In the end, if it’s a good show, does it matter? This was my conclusion when The Blow performed a showcase at CMJ. And while that show is long gone, those in the Cap-City have the privilege of seeing her in the very intimate Wexner Center on November 12.
Khaela Maricich aka The Blow makes it fairly apparent that her musical talent is on par with her acting skills. The show opens with one spotlight beaming on the lithe blonde standing at center stage. She looks somewhat unsure as she rhythmically tap the mic. What appears to be testing the sound turns out to be an a cappella opening song. Here she unhooks the mic and launches into story telling where everything from her love life to the audience is up for review.
But The Blow isn’t a solo act. Jona Bechtolt (from YACHT) served as the behind the scenes brainchild for the catchy electro-pop sound. Though no longer part of The Blow, Bechtolt’s simplistic beats augment the story being told in lyrics. Music cues from the sound board the result in a minimalist performance where all eyes are on Maricich sashaying across the stage in jerky, robotic movements.
The set focuses primarily on the 2006 album Paper Television with Maricich singing crowd favorites “Parentheses” and “True Affection.” My favorite song hands down is “Hey Boy” from 2004’s Poor Aim: Love Songs.
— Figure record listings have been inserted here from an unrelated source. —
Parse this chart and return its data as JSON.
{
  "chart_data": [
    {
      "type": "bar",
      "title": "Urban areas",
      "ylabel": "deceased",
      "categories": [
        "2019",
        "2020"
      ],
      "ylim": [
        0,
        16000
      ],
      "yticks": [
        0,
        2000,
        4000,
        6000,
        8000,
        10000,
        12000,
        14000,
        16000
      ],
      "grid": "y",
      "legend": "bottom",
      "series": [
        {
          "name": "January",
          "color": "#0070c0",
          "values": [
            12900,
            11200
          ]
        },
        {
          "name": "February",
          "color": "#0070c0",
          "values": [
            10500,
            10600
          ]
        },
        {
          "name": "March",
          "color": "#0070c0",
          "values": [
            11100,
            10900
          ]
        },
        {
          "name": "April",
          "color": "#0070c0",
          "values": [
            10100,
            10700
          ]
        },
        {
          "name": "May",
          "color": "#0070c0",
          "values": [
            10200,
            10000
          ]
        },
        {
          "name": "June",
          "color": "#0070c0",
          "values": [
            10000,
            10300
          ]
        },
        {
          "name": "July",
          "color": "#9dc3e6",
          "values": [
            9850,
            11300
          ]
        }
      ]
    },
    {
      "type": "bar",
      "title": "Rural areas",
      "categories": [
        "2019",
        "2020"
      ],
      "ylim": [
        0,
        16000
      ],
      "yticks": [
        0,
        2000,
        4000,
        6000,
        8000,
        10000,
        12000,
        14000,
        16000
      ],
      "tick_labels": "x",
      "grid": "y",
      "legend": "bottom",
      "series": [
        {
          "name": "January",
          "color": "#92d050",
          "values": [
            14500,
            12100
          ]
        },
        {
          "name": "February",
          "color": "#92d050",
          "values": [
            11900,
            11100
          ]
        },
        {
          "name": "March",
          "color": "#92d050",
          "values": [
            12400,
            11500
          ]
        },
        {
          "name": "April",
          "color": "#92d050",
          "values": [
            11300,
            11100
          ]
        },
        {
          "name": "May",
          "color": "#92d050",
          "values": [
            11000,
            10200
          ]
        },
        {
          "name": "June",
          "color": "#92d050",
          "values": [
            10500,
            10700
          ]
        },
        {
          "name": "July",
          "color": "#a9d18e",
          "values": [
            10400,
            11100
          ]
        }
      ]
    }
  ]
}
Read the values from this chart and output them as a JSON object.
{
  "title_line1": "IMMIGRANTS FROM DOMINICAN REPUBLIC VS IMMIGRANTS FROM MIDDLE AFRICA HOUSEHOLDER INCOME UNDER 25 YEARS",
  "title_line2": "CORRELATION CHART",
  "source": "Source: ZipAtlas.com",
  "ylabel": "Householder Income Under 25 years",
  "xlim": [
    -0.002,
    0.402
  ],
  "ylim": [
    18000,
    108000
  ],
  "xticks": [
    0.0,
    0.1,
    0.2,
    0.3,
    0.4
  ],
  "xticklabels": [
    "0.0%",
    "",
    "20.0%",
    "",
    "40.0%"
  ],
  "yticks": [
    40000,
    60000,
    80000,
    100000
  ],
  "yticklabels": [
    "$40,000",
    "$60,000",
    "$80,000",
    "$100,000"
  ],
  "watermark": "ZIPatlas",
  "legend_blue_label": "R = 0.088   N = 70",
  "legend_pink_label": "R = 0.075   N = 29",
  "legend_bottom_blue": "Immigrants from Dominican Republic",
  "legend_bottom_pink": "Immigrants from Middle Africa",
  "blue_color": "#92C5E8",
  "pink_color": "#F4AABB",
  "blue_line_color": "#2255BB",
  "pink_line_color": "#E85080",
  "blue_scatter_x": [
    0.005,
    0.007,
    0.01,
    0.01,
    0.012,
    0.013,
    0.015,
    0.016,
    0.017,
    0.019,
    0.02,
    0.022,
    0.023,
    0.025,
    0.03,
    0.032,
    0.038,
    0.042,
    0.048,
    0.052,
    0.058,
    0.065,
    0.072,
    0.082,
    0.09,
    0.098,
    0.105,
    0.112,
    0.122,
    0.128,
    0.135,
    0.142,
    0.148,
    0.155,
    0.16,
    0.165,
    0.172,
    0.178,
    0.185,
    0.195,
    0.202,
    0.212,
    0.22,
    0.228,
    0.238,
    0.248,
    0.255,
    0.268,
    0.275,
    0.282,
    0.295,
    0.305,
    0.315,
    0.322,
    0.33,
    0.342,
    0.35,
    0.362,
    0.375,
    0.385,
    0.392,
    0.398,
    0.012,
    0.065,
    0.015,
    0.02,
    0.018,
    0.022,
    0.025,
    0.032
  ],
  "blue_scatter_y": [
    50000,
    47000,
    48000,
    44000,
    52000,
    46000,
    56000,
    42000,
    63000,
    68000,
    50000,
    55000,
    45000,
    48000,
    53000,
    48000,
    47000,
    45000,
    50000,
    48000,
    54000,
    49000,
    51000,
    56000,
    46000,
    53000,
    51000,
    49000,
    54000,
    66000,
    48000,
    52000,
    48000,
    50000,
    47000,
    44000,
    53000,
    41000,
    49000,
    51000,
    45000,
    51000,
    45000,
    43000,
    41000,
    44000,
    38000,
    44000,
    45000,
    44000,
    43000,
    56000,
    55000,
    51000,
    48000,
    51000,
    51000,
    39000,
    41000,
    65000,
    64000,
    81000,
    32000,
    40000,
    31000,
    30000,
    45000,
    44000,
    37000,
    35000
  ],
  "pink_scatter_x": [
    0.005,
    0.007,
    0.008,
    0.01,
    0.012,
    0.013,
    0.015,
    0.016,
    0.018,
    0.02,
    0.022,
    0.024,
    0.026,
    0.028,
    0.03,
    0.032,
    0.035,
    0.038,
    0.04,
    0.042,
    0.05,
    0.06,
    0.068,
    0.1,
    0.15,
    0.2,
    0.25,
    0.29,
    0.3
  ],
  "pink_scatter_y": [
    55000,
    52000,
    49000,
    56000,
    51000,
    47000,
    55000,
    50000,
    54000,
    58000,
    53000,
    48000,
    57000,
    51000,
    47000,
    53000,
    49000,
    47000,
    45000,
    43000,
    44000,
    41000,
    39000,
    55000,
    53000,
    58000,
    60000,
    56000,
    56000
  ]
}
It’s a simple story: girl-meets-boys, girl-talks-to-boy, girl-gives-phone-number, boy-never calls. We’ve all been through it but with her playful musings make light of her insecurities, “A. You’re gay/ B. You’ve got a girlfriend/ C. You kind thought I came on too strong or /D. I just wasn’t your thing/ No ring.” We’ve all had the same thoughts, right?
All boy-stands-up-girl aside, Maricich intermittently weaves a tale as the ghostwriter for Lindsay Lohan’s never released album. After talking in vague detail about “a certain celebrity” with “a certain DJ girlfriend,” Maricich pulls out gold studded platforms, readjusts her blousy top to be cinched at the waist and takes on the mannerisms of the supposed celebrity train wreck. For a few songs she tells the story of meeting with Lohan to craft an album about her love life with Samantha Ronson. After little set up, the crowd is priviledged to hear her demo “Up” which is supposedly penned after a candid conversation between LiLo and her mother. The song shows all marks of a catchy number one hit.
Maricich interacts with the crowd the way comedians do, pacing from one end of the stage to the other, asking questions and feeding off of the reaction from the crowd. There is an intimacy that while you’re convinced it’s an act, her immediate charm is impressive. She’s comfortable on stage but at the same time very willing to talk to the audience like it’s a one-on-one conversation.
So here’s what to expect should you (and you should) go see The Blow on Friday. Be ready to be wooed. Her slightly self-deprecating artistic humor makes her vulnerable while her sharp wit will make you realize that she knows exactly what she’s doing. She’s making you fall in love.